O essencial a se saber do novo Marco Legal de Câmbio e de Capitais Internacionais do Brasil.
By: Márcio Antônio ESTRELA
A realidade mudou, o marco legal de câmbio e de capitais teve de se aperfeiçoar
O aprimoramento da regulação brasileira de câmbio e de capitais internacionais vem sendo um processo contínuo, principalmente a partir da superação dos problemas de restrições de balanço de pagamentos que exigiam maior controle de divisas e que predominaram em todo o Século 20 até os primeiros anos do Século 21.
Com a superação das restrições de divisas, a acumulação de reservas internacionais e a economia brasileira mais inserida nas cadeias globais de valor, passou-se a buscar compatibilizar o marco cambial brasileiro à nova realidade para melhorar o ambiente de negócios e aumentar a eficiência do fluxo de recursos e investimentos.
Lei 14.286/2021 – a nova Lei de Câmbio e de Capitais Internacionais do Brasil
A nova Lei de Câmbio e de Capitais Internacionais foi promulgada em 29.12.2021 – Lei 14.286/2021 – e entrará em vigência em 31.12.2022.
A regulamentação infralegal da nova Lei está se dado por intermédio de processos de consulta públicas, com o BCB já tendo aberto a CP BCB 90/2022, de 12.5.2022 (encerrada em 1.7.2022), e a CP BCB 91/2022, de 19.7.2022 (encerrada em 2.9.2022).
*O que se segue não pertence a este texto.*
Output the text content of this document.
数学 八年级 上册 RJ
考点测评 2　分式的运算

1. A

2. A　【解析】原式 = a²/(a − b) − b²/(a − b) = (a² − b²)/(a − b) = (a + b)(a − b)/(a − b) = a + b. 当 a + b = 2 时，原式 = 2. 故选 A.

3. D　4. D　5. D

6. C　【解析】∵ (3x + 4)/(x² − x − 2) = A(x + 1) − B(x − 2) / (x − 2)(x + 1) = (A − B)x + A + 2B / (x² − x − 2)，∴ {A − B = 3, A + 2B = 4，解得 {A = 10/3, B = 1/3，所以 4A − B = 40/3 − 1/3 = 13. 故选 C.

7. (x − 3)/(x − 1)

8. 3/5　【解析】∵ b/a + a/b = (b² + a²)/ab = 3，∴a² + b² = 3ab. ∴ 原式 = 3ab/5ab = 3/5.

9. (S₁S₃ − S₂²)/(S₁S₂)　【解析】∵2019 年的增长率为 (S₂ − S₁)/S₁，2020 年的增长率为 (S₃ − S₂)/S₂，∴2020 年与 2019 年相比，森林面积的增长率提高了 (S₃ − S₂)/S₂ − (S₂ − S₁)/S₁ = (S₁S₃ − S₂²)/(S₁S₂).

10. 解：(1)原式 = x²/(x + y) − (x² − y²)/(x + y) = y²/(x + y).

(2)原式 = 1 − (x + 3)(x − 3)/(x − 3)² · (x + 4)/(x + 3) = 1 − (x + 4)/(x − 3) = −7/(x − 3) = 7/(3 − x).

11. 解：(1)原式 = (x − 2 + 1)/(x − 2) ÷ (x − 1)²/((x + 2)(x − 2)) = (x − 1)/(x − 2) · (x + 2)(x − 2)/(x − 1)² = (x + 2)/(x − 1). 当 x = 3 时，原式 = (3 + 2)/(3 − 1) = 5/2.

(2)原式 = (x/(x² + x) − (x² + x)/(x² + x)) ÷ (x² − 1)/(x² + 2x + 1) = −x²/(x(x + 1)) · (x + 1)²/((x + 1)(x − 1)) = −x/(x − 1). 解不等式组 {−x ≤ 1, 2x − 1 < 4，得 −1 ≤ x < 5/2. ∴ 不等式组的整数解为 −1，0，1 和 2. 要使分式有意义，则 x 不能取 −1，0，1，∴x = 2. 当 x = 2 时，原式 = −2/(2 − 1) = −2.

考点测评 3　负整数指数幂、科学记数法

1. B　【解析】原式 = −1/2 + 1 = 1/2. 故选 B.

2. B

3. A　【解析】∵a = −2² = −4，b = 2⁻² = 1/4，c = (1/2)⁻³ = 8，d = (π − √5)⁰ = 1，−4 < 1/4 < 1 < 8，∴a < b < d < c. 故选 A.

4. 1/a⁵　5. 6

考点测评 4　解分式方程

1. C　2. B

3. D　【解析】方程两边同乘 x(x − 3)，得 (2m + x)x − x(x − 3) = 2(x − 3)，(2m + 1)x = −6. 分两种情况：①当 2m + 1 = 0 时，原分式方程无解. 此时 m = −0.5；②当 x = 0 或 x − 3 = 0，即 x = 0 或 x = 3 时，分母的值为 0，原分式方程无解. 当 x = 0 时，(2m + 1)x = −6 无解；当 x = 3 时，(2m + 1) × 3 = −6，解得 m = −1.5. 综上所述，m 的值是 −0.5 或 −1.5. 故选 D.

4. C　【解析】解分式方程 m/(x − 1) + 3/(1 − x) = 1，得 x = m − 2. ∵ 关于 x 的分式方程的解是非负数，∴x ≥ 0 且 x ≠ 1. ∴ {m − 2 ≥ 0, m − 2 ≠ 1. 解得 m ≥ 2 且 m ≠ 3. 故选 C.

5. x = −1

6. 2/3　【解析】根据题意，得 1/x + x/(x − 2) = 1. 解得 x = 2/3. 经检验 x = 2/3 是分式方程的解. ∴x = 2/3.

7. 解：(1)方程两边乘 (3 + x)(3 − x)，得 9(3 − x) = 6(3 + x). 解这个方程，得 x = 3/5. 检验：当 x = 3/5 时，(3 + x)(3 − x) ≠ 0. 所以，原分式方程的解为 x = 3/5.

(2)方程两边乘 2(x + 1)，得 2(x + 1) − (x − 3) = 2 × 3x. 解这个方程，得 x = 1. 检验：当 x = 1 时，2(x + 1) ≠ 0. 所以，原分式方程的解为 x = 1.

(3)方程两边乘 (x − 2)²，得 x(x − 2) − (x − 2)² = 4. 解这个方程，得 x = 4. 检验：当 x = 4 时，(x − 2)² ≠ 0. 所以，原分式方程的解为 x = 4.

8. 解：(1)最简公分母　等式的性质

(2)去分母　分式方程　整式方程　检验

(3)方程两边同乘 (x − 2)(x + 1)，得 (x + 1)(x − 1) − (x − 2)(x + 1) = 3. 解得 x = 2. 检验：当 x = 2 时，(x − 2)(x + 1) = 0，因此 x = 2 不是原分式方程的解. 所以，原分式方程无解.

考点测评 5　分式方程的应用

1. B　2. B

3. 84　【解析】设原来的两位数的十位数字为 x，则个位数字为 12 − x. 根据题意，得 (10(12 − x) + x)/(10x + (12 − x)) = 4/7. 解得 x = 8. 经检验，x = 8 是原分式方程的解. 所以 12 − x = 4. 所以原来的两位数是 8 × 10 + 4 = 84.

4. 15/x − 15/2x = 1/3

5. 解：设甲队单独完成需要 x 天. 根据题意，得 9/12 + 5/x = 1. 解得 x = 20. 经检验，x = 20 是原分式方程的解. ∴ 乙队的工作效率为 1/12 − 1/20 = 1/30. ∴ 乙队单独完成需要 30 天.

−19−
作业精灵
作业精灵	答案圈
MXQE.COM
A CP BCB 90/2022 foi composta por propostas de 4 resoluções, 2 CMN e 2 BCB:
1ª Resolução (CMN) – diretrizes sobre as operações do mercado de câmbio.
2ª Resolução (CMN)– encargo financeiro nos casos de cancelamento de contrato de câmbio.
3ª Resolução (BCB) – regulamentação do mercado de câmbio.
4ª Resolução (BCB) – definição de residência.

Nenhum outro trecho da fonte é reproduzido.